Ingredients from Bon Appetit:
- Nonstick vegetable oil spray
- ½ cup powdered sugar, divided, plus more for dusting
- ½ ounce unflavored powdered gelatin
- 2 large egg whites
- 2 cups sugar
- ¼ teaspoon rose water or orange-flower water
- 1 drop red or orange food coloring (optional)
At first, everything was coming along swimmingly. I pre-measured my various sugars. I prepped the gelatin. I whipped the egg whites. My first hiccup was at Step 2.
“Bring sugar and ½ cup water to a boil over medium-high heat, stirring to dissolve sugar and brushing down sides with a wet pastry brush. Boil sugar mixture, without stirring, until thermometer registers 250°, 8–10 minutes.”
Well, all right then. I can do that. But let’s remember that there are in fact two sugars in this recipe. Powdered, and granular. Not one sugar, TWO sugars. (Sorry, that was a bit of a Canadiana joke.) I was puzzled. Do they mean put both in the pot with the water? I decided they must. So I dumped both sugars in and moved on. I also made a mental note to contact Bon Appetit and chide them for their lack of clarity by recipe creators.

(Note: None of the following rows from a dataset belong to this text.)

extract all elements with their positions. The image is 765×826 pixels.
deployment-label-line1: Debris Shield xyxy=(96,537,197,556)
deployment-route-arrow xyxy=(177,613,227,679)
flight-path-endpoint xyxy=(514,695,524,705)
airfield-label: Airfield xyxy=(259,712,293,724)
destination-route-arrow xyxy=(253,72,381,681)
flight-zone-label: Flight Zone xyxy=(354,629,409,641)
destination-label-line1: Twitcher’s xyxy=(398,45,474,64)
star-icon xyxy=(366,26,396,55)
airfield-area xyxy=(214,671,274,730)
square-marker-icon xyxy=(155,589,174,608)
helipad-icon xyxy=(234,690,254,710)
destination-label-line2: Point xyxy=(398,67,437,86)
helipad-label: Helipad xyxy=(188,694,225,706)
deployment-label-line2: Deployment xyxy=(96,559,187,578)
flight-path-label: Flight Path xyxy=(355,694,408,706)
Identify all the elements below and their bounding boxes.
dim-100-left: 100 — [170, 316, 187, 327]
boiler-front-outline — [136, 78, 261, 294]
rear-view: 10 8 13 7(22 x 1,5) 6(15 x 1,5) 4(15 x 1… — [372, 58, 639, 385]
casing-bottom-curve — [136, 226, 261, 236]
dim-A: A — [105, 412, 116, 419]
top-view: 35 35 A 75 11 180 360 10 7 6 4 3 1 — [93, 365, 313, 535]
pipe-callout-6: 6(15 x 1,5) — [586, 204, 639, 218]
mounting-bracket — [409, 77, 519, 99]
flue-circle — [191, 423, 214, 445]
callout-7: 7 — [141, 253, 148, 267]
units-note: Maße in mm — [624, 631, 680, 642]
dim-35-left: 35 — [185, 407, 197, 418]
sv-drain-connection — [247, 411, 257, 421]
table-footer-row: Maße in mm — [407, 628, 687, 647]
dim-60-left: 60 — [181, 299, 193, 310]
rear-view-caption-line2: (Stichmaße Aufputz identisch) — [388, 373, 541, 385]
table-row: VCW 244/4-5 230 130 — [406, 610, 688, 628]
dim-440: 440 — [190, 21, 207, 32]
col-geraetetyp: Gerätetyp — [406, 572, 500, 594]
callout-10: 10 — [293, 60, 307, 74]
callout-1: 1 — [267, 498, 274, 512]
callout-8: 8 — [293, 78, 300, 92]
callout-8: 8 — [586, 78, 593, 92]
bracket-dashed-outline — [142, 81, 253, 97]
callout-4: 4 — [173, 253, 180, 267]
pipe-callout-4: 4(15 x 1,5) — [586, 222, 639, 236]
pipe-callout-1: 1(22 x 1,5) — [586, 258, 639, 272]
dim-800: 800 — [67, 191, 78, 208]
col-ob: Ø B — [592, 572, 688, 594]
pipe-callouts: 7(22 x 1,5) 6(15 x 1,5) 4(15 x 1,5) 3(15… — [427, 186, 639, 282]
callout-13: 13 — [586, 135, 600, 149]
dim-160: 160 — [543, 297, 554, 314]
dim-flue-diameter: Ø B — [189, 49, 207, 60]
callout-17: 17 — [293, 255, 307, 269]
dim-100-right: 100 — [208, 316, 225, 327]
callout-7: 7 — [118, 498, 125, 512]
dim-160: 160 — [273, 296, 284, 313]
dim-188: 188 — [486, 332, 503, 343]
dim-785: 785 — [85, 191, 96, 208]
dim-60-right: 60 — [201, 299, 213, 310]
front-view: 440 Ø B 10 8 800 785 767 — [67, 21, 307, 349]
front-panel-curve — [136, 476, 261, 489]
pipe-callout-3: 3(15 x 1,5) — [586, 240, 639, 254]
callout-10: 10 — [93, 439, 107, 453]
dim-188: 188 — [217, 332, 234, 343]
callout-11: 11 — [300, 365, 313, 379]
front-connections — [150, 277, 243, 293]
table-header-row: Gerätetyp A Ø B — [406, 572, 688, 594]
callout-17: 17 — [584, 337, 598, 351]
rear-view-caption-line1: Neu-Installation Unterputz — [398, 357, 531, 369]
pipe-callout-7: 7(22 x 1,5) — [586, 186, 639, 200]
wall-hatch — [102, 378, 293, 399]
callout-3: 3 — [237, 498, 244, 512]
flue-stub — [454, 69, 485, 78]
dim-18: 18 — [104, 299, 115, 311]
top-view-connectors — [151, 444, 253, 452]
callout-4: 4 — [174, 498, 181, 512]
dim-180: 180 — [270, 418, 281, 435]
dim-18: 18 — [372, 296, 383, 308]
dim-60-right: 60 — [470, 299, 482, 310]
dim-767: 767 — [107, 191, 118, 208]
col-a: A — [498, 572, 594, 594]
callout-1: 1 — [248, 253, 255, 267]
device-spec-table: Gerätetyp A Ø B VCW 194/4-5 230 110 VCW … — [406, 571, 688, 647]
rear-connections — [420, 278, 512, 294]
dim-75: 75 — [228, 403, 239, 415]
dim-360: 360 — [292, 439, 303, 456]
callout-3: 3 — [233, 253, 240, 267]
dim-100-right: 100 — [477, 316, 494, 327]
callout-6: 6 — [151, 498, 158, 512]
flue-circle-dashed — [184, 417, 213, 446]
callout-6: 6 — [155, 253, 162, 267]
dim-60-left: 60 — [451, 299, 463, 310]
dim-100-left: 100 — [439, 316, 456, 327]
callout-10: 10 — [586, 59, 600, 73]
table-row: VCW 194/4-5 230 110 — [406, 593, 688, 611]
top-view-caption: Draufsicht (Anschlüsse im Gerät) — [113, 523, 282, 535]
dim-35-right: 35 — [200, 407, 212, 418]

Now, I’m feeling like a bit of a scientist. I’ve got thermometers in pots, I’m measuring carefully, and I’m noting my progress. I was secretly laughing at my Grade 11 Chemistry teacher, who clearly just could not see my raw talent for chemistry when he gave me that final 65%. How could I be expected to succeed with 20-year-old Bunsen burners and a lackluster lab partner? Impossible.
So I reach the 250° mark, and stir in the gelatin. I review the recipe again, and this time read the final sentence, “Dust tops of marshmallow with remaining ¼ cup powdered sugar. Turn out of pan and cut into 1” pieces; dust with more powdered sugar.” Oh. Oh dear. Ermmm… would that be that ¼ cup of sugar I dumped in the pot? Right. So, in retrospect, maybe that was clear.
“Well,” I thought to myself, “Too late now. Onwards.” What’s the worst that can happen, right? Maybe they’ll just taste extra sweet. So I move forward with the recipe, but you, beloved reader, are thinking to yourself right now, “But NO, Bailey! This is CHEMISTRY. You have to do it PROPERLY.”
And you would be right. But, at that moment, I was more preoccupied with EVERYTHING being sticky. Everything. My countertops are sticky. My mixer is sticky. My steering wheel is sticky. Everything. This is now causing me to get a bit of a tension knot in my shoulder and I’m feeling pissed off with the whole project now.
I then move to the final steps. Beat the sugar/gelatin/egg mixture until it triples in volume. I was concerned when this volume increase never happened, but the real dread set in when I went to wash the (brand new) candy thermometer, which had a sticker that read, “Remove before use”. (Whoops- it has since been removed, after first use).
Now, they cool for four hours, or overnight. I obviously could not possibly wait for an overnight, so four hours go by, and in no way do they resemble anything mallow-like. The texture is beyond sticky. When I try to get it out of the pan, the bottom reveals a clear, pink, raw-chicken resembling semi-solid.
It becomes clear to me that I was indeed lucky to be granted that 65% by Mr. Hamilton. I also realize I’ve become the #nailedit meme. And maybe, on a snowy, chilly, winter’s afternoon in February, enough cabin-fevered boredom will set in that I will attempt this again. But for now, I’ll stick to my fly-by-night pasta sauces.